Our custom-built solution enabled the processing of over 15,000 SAP/SAP BW tables every hour, making both SAP and non-SAP data available in one place. With our agile DevOps team, we delivered over 120 data products across key domains, including supply chain, procurement, HR, and compliance. These are now available for the whole company.
As the platform matured, we addressed topics such as data governance, security, and cost control, improving data quality, integrating data catalogs, and ensuring secure access in a multi-cloud environment.
We also promoted decentralized data ownership and reusability, ensuring accountability and real business value in a complex, multi-vendor environment.
Benefits
Integrated Data Landscape
Building one Databricks platform for seamless access to SAP and non-SAP data sources.
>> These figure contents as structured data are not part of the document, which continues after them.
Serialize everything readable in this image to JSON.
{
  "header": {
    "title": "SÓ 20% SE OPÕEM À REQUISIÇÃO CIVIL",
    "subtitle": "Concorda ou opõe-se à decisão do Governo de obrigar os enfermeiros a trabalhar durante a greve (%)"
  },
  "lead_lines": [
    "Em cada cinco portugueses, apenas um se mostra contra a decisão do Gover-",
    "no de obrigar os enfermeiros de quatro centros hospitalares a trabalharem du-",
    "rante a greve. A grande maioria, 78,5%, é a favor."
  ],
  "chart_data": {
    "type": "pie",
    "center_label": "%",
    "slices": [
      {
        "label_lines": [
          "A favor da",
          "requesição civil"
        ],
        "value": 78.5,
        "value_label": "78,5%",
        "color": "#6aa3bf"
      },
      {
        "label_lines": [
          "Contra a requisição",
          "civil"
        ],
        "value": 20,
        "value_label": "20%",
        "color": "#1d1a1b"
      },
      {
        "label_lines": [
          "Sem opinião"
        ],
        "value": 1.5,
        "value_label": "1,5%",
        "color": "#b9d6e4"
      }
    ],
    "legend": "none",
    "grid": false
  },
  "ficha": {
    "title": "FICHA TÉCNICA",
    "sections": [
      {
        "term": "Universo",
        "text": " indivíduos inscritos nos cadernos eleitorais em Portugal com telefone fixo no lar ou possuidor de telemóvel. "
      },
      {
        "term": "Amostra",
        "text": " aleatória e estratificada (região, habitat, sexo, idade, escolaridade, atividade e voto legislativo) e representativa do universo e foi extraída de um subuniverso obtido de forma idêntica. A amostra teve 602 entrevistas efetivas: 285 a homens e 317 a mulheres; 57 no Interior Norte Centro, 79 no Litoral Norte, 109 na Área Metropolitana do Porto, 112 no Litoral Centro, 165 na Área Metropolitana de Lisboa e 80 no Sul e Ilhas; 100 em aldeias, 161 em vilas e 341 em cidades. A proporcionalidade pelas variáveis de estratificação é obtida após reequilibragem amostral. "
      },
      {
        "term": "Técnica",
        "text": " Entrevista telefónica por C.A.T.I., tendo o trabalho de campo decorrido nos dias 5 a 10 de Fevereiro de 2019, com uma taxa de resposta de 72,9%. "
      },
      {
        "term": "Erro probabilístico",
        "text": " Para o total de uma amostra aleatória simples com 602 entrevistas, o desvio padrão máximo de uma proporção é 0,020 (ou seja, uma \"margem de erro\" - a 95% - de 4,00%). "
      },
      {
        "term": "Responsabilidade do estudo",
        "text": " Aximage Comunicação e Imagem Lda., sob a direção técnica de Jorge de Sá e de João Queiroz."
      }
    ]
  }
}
Efficient Development of Data and AI Use Cases
Accelerating development and deployment of data products and AI applications.
Decentralized Data Quality Ownership
Responsibility for data quality lies closer to the origin of business data.
Centralized Data Governance and Security
Governance and security are managed centrally and dynamically across the platform.
Enhanced Data Exchange and Reusability
Promoting data sharing across different business domains.
Scalable Solutions for the Future
Building scalable data platforms to support long-term business growth and adaptability.
Streamlining Data Architecture
Optimizing the data landscape by removing outdated technologies.